[Insert adorable elephant photo.]
This post is about a linear regression lesson. Nothing Earth-shattering, but something to add to the list of data to analyze. In short: here is some data that is pretty linear, and the relationship is graspable by students. But since the data is only pretty linear, it forces us to have a discussion about outliers, error-bars and correlation coefficient. So, better to use data that is only sort of linear (r = +/- 0.6 sounds right) for linear regression.
First, some facts:
* An opossum pregnancy lasts about 15 days, and their children live for about a year.
* Dogs spend about 60 days gestating, and they can expect to live for 10 years.
* Elephants spend, on average, 624 days in the womb.

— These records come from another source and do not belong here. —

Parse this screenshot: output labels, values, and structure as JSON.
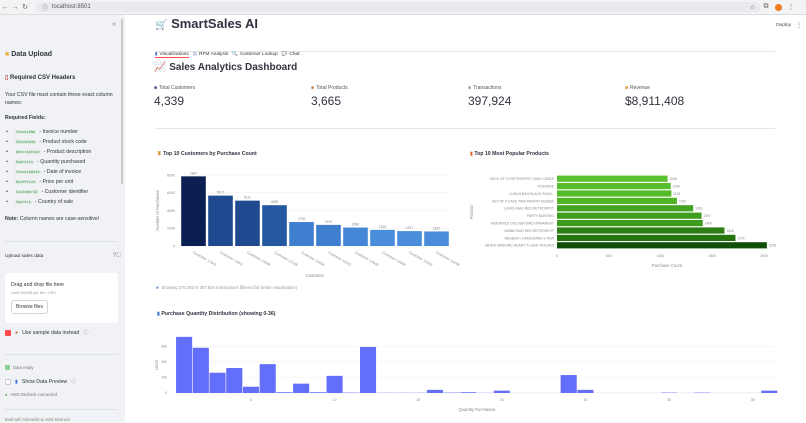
{
  "browser": {
    "url": "localhost:8501"
  },
  "sidebar": {
    "title": "Data Upload",
    "csv_heading": "Required CSV Headers",
    "intro": "Your CSV file must contain these exact column names:",
    "required_label": "Required Fields:",
    "fields": [
      {
        "code": "InvoiceNo",
        "desc": "- Invoice number"
      },
      {
        "code": "StockCode",
        "desc": "- Product stock code"
      },
      {
        "code": "Description",
        "desc": "- Product description"
      },
      {
        "code": "Quantity",
        "desc": "- Quantity purchased"
      },
      {
        "code": "InvoiceDate",
        "desc": "- Date of invoice"
      },
      {
        "code": "UnitPrice",
        "desc": "- Price per unit"
      },
      {
        "code": "CustomerID",
        "desc": "- Customer identifier"
      },
      {
        "code": "Country",
        "desc": "- Country of sale"
      }
    ],
    "note_bold": "Note:",
    "note": " Column names are case-sensitive!",
    "upload_label": "Upload sales data",
    "drop_text": "Drag and drop file here",
    "limit_text": "Limit 200MB per file • CSV",
    "browse": "Browse files",
    "sample_label": "Use sample data instead",
    "sample_checked": true,
    "data_ready": "Data ready",
    "preview_label": "Show Data Preview",
    "preview_checked": false,
    "bedrock": "AWS Bedrock connected",
    "footer": "Built with Streamlit & AWS Bedrock"
  },
  "header": {
    "app_title": "SmartSales AI",
    "deploy": "Deploy"
  },
  "tabs": [
    {
      "label": "Visualizations",
      "active": true
    },
    {
      "label": "RFM Analysis"
    },
    {
      "label": "Customer Lookup"
    },
    {
      "label": "Chat"
    }
  ],
  "dashboard": {
    "title": "Sales Analytics Dashboard",
    "metrics": [
      {
        "label": "Total Customers",
        "value": "4,339",
        "icon_color": "#5b3a8c"
      },
      {
        "label": "Total Products",
        "value": "3,665",
        "icon_color": "#c57b43"
      },
      {
        "label": "Transactions",
        "value": "397,924",
        "icon_color": "#999999"
      },
      {
        "label": "Revenue",
        "value": "$8,911,408",
        "icon_color": "#e38b1d"
      }
    ],
    "info": "Showing 376,293 of 397,924 transactions (filtered for better visualization)"
  },
  "chart_data": [
    {
      "type": "bar",
      "title": "Top 10 Customers by Purchase Count",
      "xlabel": "Customer",
      "ylabel": "Number of Purchases",
      "categories": [
        "Customer 17841",
        "Customer 14911",
        "Customer 14096",
        "Customer 12748",
        "Customer 14606",
        "Customer 15311",
        "Customer 14646",
        "Customer 13089",
        "Customer 13263",
        "Customer 14298"
      ],
      "values": [
        7847,
        5677,
        5111,
        4596,
        2700,
        2379,
        2080,
        1818,
        1677,
        1637
      ],
      "ylim": [
        0,
        8000
      ],
      "yticks": [
        0,
        2000,
        4000,
        6000,
        8000
      ],
      "grid": true
    },
    {
      "type": "bar",
      "orientation": "horizontal",
      "title": "Top 10 Most Popular Products",
      "xlabel": "Purchase Count",
      "ylabel": "Product",
      "categories": [
        "PACK OF 72 RETROSPOT CAKE CASES",
        "POSTAGE",
        "LUNCH BAG  BLACK SKULL.",
        "SET OF 3 CAKE TINS PANTRY DESIGN",
        "LUNCH BAG RED RETROSPOT",
        "PARTY BUNTING",
        "ASSORTED COLOUR BIRD ORNAMENT",
        "JUMBO BAG RED RETROSPOT",
        "REGENCY CAKESTAND 3 TIER",
        "WHITE HANGING HEART T-LIGHT HOLDER"
      ],
      "values": [
        1068,
        1099,
        1105,
        1159,
        1316,
        1397,
        1408,
        1618,
        1724,
        2028
      ],
      "xlim": [
        0,
        2050
      ],
      "xticks": [
        0,
        500,
        1000,
        1500,
        2000
      ]
    },
    {
      "type": "bar",
      "subtype": "histogram",
      "title": "Purchase Quantity Distribution (showing 0-36)",
      "xlabel": "Quantity Purchased",
      "ylabel": "count",
      "x": [
        1,
        2,
        3,
        4,
        5,
        6,
        7,
        8,
        9,
        10,
        11,
        12,
        13,
        14,
        15,
        16,
        17,
        18,
        19,
        20,
        21,
        22,
        23,
        24,
        25,
        26,
        27,
        28,
        29,
        30,
        31,
        32,
        33,
        34,
        35,
        36
      ],
      "values": [
        72000,
        58000,
        26000,
        32000,
        8000,
        37000,
        1000,
        12000,
        1000,
        22000,
        500,
        59000,
        300,
        300,
        300,
        4000,
        500,
        1000,
        200,
        3000,
        100,
        100,
        100,
        23000,
        4000,
        100,
        100,
        100,
        100,
        500,
        100,
        500,
        100,
        100,
        100,
        3000
      ],
      "xlim": [
        0.5,
        36.5
      ],
      "ylim": [
        0,
        75000
      ],
      "xticks": [
        5,
        10,
        15,
        20,
        25,
        30,
        35
      ],
      "yticks": [
        0,
        20000,
        40000,
        60000
      ],
      "ytick_labels": [
        "0",
        "20k",
        "40k",
        "60k"
      ],
      "color": "#636efa"
    }
  ]
}
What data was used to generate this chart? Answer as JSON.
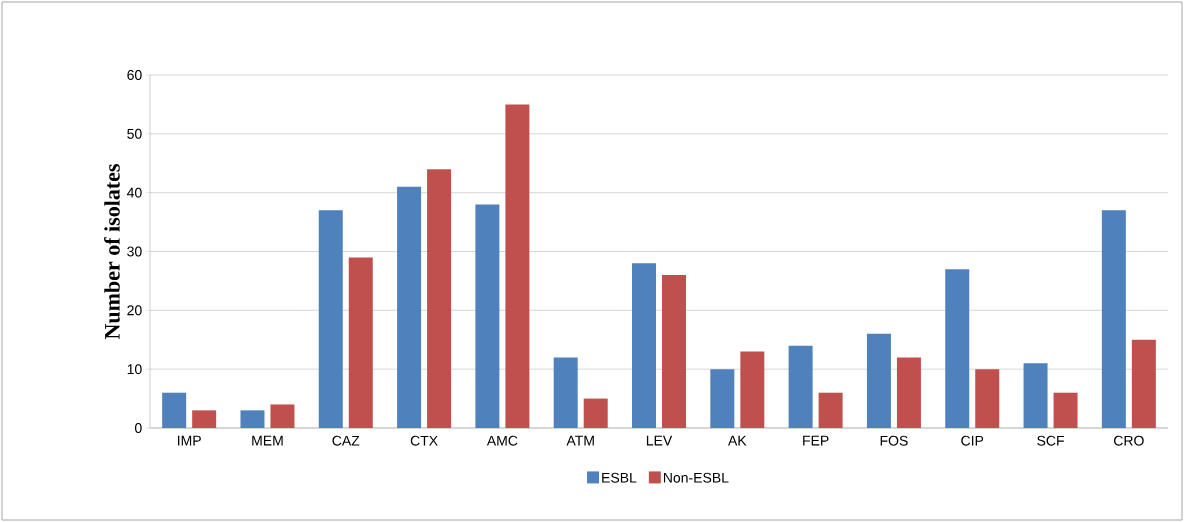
{
  "chart_data": {
    "type": "bar",
    "ylabel": "Number of isolates",
    "categories": [
      "IMP",
      "MEM",
      "CAZ",
      "CTX",
      "AMC",
      "ATM",
      "LEV",
      "AK",
      "FEP",
      "FOS",
      "CIP",
      "SCF",
      "CRO"
    ],
    "series": [
      {
        "name": "ESBL",
        "color": "#4f81bd",
        "values": [
          6,
          3,
          37,
          41,
          38,
          12,
          28,
          10,
          14,
          16,
          27,
          11,
          37
        ]
      },
      {
        "name": "Non-ESBL",
        "color": "#c0504d",
        "values": [
          3,
          4,
          29,
          44,
          55,
          5,
          26,
          13,
          6,
          12,
          10,
          6,
          15
        ]
      }
    ],
    "ylim": [
      0,
      60
    ],
    "yticks": [
      0,
      10,
      20,
      30,
      40,
      50,
      60
    ],
    "grid": "y",
    "legend": "bottom"
  }
}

When I consider these three facts, I find myself really bugged by one question – how long does the elephant live?
The first thing we need is more info about the relationship between gestation and birth.
After that, we need to figure out a way of representing this info in a clean and easy to read way. Then we want to see if we can figure out any pattern that would help us predict how long an animal will live, depending on gestation period.

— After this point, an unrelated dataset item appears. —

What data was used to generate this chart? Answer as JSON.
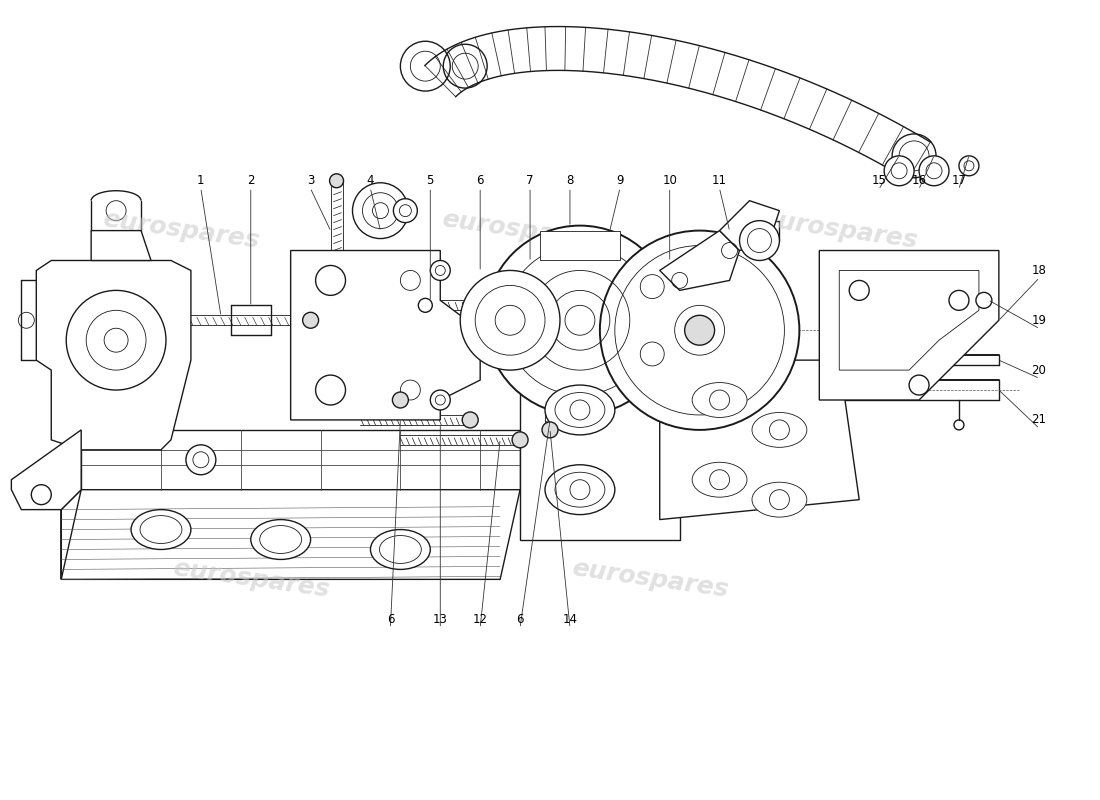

Here we hit a problem: There does seem to be a general tendency for animals to live longer when they spend more time gestating. But there’s no perfect pattern here. Some animals seem to fit the pattern, while others don’t.
And this is what many of my students find confusing about statistics. They’re used to dealing with perfect patterns and absolute relationships, but what do we do with half-patterns and tendencies?
We make an educated guess, and make sure that we are clear about how much we’re guessing. We make a guess, in this case, by drawing a line that more-or-less passes through the data points.
So what about elephants? If this line correctly describes the pattern, then we would expect elephants to live for about 40 years, on average. As it turns out, the average elephant lifespan is 40 years. In this case, at least, the guess is right on.